A specific example is in wireless interaction network design. Engineers use voronoi diagrams to determine the optimal placement of cell towers to maximize coverage and minimize interference. A study published in the *IEEE Transactions on Wireless Communications* in 2024 showed that using Voronoi-based cell placement improved signal strength by an average of 15% compared to random placement. (https://ieeexplore.ieee.org/document/10244567)
Computational Complexity
The computational complexity of constructing a Voronoi diagram depends on the number of sites (points). For *n* sites in a plane, the worst-case time complexity is O(n log n) using efficient algorithms.
Several algorithms exist for constructing Voronoi diagrams, including Fortune’s algorithm, which is a sweep-line algorithm, and divide-and-conquer algorithms. fortune’s algorithm has a time complexity of O(n log n) and is commonly used in practice. divide-and-conquer algorithms recursively divide the set of sites into smaller subsets,construct Voronoi diagrams for each subset,and then merge them.
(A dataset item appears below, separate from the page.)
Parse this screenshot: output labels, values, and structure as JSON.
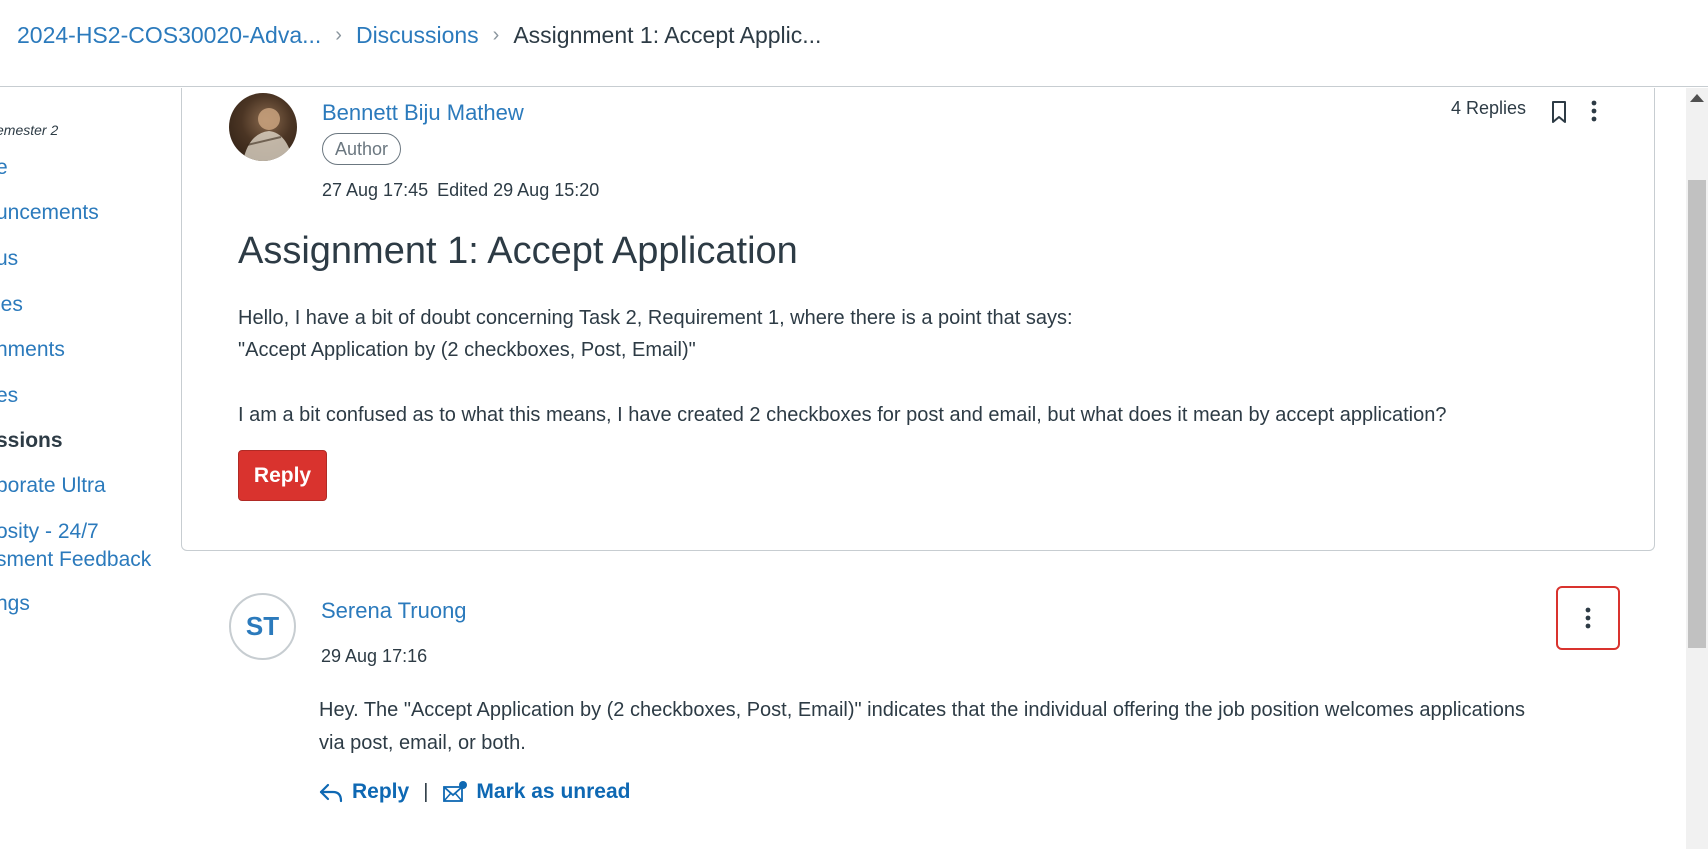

In 2023, researchers at MIT published a paper demonstrating a parallelized version of Fortune’s algorithm that reduced the construction time for 1 million sites from approximately 30 minutes to under 5 minutes on a 64-core processor. (https://news.mit.edu/topic/computer-science)
variations and Extensions
Beyond the basic two-dimensional Voronoi diagram, several variations and extensions exist to address different types of data and applications.
These include: 3D Voronoi diagrams (also known as Voronoi polyhedra), which partition space into regions based on proximity to points in three dimensions; weighted Voronoi diagrams, where each site is assigned a weight, influencing the size and shape of its cell; and constrained Voronoi diagrams, which incorporate constraints such as lines or polygons that restrict the shape of the cells. Power diagrams are another extension, where the influence of a site decreases with distance.
As an example, in crystallography, researchers use 3D Voronoi diagrams to analyze the atomic structure of crystals. Each atom is considered a site, and the Voronoi polyhedra represent the space around each atom. This analysis helps determine the coordination number and packing density of the atoms.